Not too difficult to hazard some guesses: Skyhold was a place filled with memories where Lydes had been neutral; the Inquisitor was soon to return when almost all of Dorian's interactions with the Bull had taken place in her absence.

One night had been taken for everyone to fall into an exhausted sleep, and the next was a return to business. Come evening Dorian had the opportunity to watch the Bull shrug off conversations—to watch him laugh—to watch him sag very slightly where he sat. The Chargers, after a cursory round or two of drinks together, dispersed through the fortress in search of new company after their period of enforced mutual intimacy.
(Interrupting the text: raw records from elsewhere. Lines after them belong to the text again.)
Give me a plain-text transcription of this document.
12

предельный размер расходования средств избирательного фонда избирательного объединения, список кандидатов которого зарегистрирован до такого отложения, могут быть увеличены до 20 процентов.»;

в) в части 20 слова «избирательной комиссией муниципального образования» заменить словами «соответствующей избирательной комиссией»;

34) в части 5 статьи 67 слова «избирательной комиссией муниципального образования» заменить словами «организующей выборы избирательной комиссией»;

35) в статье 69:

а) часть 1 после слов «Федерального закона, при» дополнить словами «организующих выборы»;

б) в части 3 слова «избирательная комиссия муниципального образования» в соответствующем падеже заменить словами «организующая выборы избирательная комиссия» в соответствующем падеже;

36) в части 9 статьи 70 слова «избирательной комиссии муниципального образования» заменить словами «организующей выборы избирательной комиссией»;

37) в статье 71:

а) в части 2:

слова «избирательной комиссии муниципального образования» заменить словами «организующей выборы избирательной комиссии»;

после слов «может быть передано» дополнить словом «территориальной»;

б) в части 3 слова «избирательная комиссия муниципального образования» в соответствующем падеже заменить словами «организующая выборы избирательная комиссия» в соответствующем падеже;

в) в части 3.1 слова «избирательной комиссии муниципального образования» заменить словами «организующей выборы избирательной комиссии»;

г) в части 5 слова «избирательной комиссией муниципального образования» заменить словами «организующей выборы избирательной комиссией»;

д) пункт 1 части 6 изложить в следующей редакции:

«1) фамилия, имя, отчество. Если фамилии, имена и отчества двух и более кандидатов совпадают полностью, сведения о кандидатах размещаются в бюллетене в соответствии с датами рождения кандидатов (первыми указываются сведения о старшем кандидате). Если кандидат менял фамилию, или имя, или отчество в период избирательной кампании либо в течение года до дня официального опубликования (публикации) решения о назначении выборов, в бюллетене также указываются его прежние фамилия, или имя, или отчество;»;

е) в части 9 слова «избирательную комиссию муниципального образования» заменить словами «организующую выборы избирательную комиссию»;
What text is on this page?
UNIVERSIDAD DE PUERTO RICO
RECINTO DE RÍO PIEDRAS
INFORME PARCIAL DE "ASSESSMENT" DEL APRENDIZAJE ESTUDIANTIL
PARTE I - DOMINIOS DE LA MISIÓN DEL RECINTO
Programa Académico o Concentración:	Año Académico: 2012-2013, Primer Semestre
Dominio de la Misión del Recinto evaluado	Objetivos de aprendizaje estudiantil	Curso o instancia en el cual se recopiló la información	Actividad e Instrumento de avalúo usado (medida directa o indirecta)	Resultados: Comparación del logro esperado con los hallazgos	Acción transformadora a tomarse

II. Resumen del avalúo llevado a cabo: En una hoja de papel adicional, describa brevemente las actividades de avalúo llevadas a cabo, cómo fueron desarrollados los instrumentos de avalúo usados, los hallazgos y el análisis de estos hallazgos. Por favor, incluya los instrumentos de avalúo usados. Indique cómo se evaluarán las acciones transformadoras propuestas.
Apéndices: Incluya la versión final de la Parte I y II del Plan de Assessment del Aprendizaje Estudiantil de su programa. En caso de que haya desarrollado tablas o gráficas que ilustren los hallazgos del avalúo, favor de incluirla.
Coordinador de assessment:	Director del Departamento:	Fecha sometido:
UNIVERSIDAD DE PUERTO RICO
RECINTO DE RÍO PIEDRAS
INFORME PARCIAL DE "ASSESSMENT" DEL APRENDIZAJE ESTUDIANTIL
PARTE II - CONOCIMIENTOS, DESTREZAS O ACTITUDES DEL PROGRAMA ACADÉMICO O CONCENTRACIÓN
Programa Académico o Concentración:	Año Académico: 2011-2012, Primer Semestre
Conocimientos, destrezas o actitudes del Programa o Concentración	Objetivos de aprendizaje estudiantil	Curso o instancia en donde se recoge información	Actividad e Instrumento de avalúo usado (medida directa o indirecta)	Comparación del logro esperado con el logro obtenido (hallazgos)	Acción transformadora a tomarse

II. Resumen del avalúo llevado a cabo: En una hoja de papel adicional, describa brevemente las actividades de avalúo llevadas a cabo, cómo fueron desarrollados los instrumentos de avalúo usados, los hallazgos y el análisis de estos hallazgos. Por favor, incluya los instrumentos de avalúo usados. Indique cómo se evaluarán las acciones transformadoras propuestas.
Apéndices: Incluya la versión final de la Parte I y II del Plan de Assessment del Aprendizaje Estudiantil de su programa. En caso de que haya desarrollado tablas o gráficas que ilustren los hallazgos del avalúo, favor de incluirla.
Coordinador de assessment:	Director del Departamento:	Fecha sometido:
Krem lingered, and was waved off too.

The Bull looked up and caught Dorian's eye.

"Hey," he said. "Didn't see you come in."

"Liar," Dorian said amiably.

The Bull shrugged. "Good to be back?"

"Maker, no. I was so enjoying the smell of damp horse."

"Liar."

Dorian regarded him. "You're doing it very well, but you know what I'm going to tell you next."

"My heart's not in it?"

Dorian gestured assent.

"Don't see why my heart's got anything to do with talking shit."

"Don't you."

The Bull turned his gaze back towards the tavern at large.

"Got a lecture from Josephine," he said. "In person. Usually you just get her assistant or an angry note. Pretty hot when she's angry. I mean, pretty hot in general, but _damn._ "

"If I could only be lectured by someone I find personally attractive, I feel my life would be much improved," Dorian said. "My lecture was from Helisma, which was several sorts of unnerving at once. My lack of systematic placement of my research materials is inconvenient, apparently."

The Bull grunted. "Don't do the tranquil voice," he said. "That shit's just creepy."

"That was rather the point. Anyway, I assume the lecture was about the shirtlessness?"

"You get to wear whatever you like to the ball, but I can't wear vitaar," the Bull said. "I call bullshit."

"Funny," Dorian said. "Hilarious."

"All the ladies like my vitaar," the Bull said. "Most of the guys too."

Dorian, who very much enjoyed the Bull's vitaar, offered no comment.

" _The image of the Inquisition,_ " the Bull said.

"From one person who takes pride in making people wonder whether I'm genuinely offended or not to another, I congratulate you on this speech," Dorian said. "Quite inscrutable."

The Bull laughed. "Yeah, that's what she said."

The laughter didn't make for any sort of momentum. It died quickly, and the Bull settled into himself again. It became a strangely still evening, a breath drawn in and held. Tomorrow or the day after, everyone would return.

 

 

 

"So," the Bull said. "You wanna fuck?"

His accent lent a strange delicacy to the word _fuck_ , the sound of it so exact that Dorian was briefly amazed despite the more pressing contextual meaning of the thing.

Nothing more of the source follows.